Ils sont à des années-lumière de considérer une forêt qui brûle comme une catastrophe

Il ne l’ignore pas par arrogance ou par mépris, mais simplement car il n’a aucune réponse à lui apporter. Scott Morrison est un financier, un bureaucrate, exactement comme le sont Vladimir Poutine, Donald Trump, Emmanuel Macron ou Justin Trudeau. Son absence de réaction face à la catastrophe que vit actuellement son pays est un avant-goût des futures inactions des dirigeants du monde entier. Depuis qu’ils sont adolescents, tous n’ont jamais rien fait d’autre que de travailler pour gagner le plus d’argent possible. Comment s’étonner qu’ils n’aient pas la moindre idée de ce qu’est l’intérêt général ? Comment croire un seul instant qu’ils puissent avoir une vision écologique pour leur pays ? Ils sont à des années-lumière de considérer une forêt qui brûle comme une catastrophe. Ils n’en ont rien à faire. Et si ça pouvait d’une façon ou d’une autre leur rapporter de l’argent, ils s’en réjouiraient.

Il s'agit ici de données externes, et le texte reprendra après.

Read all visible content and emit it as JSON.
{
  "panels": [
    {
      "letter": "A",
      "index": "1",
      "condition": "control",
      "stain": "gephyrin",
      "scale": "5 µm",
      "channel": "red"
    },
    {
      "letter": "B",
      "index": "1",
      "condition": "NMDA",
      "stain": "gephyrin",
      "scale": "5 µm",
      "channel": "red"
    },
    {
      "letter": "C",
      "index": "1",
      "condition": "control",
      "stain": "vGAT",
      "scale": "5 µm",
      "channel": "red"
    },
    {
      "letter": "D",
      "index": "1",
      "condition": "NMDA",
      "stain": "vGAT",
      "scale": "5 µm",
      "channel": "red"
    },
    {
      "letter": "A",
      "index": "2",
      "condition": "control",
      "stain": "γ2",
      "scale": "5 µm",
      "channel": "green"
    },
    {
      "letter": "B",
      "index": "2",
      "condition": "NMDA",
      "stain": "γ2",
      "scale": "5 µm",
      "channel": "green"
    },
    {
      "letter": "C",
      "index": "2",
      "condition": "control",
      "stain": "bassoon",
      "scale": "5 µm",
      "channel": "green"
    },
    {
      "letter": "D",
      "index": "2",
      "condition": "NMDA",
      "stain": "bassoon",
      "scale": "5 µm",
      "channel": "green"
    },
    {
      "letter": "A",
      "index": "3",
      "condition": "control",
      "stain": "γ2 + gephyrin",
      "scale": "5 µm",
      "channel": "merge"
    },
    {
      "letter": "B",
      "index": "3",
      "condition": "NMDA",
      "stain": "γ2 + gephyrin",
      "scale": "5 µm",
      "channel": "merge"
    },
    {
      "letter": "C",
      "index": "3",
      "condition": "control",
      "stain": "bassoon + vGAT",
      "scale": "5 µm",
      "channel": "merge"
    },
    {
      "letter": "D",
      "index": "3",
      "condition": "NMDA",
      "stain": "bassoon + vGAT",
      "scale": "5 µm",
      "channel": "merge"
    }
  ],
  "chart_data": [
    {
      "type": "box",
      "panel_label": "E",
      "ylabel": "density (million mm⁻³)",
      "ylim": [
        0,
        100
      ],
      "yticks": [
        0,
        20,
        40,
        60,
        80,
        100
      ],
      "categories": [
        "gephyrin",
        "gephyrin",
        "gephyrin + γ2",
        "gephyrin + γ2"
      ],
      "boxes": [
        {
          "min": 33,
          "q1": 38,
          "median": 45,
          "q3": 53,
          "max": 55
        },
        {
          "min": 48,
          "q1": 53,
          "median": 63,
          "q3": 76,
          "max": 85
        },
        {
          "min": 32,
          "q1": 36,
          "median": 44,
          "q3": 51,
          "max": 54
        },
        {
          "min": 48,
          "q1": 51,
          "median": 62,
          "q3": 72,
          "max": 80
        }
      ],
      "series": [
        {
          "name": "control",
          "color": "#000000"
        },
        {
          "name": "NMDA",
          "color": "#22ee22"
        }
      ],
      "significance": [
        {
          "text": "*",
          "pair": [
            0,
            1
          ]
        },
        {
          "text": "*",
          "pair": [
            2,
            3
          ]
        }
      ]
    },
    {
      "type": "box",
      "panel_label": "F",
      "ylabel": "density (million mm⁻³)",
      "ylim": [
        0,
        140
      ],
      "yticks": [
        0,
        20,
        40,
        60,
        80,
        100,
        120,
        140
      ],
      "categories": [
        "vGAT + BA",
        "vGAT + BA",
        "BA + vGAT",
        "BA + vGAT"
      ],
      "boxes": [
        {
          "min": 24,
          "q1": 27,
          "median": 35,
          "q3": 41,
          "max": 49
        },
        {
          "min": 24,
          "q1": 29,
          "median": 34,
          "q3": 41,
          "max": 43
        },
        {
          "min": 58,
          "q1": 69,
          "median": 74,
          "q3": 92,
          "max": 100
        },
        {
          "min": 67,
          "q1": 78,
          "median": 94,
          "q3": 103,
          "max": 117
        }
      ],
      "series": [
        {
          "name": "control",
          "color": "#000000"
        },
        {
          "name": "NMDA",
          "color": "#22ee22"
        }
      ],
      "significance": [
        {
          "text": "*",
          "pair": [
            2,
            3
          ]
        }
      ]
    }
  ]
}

Le réchauffement climatique va entraîner la recrudescence de catastrophes naturelles telles que l’Australie en vit actuellement une, partout dans le monde. Il nous faudra donc transformer nos systèmes politiques en profondeur, si nous voulons que ceux qui sont à la tête de nos pays réagissent avec bon sens devant de telles catastrophes.

Il nous faut des dirigeants qui savent que la perte de 5 millions d’hectares d’écosystèmes est plus grave que n’importe quelle chute boursière.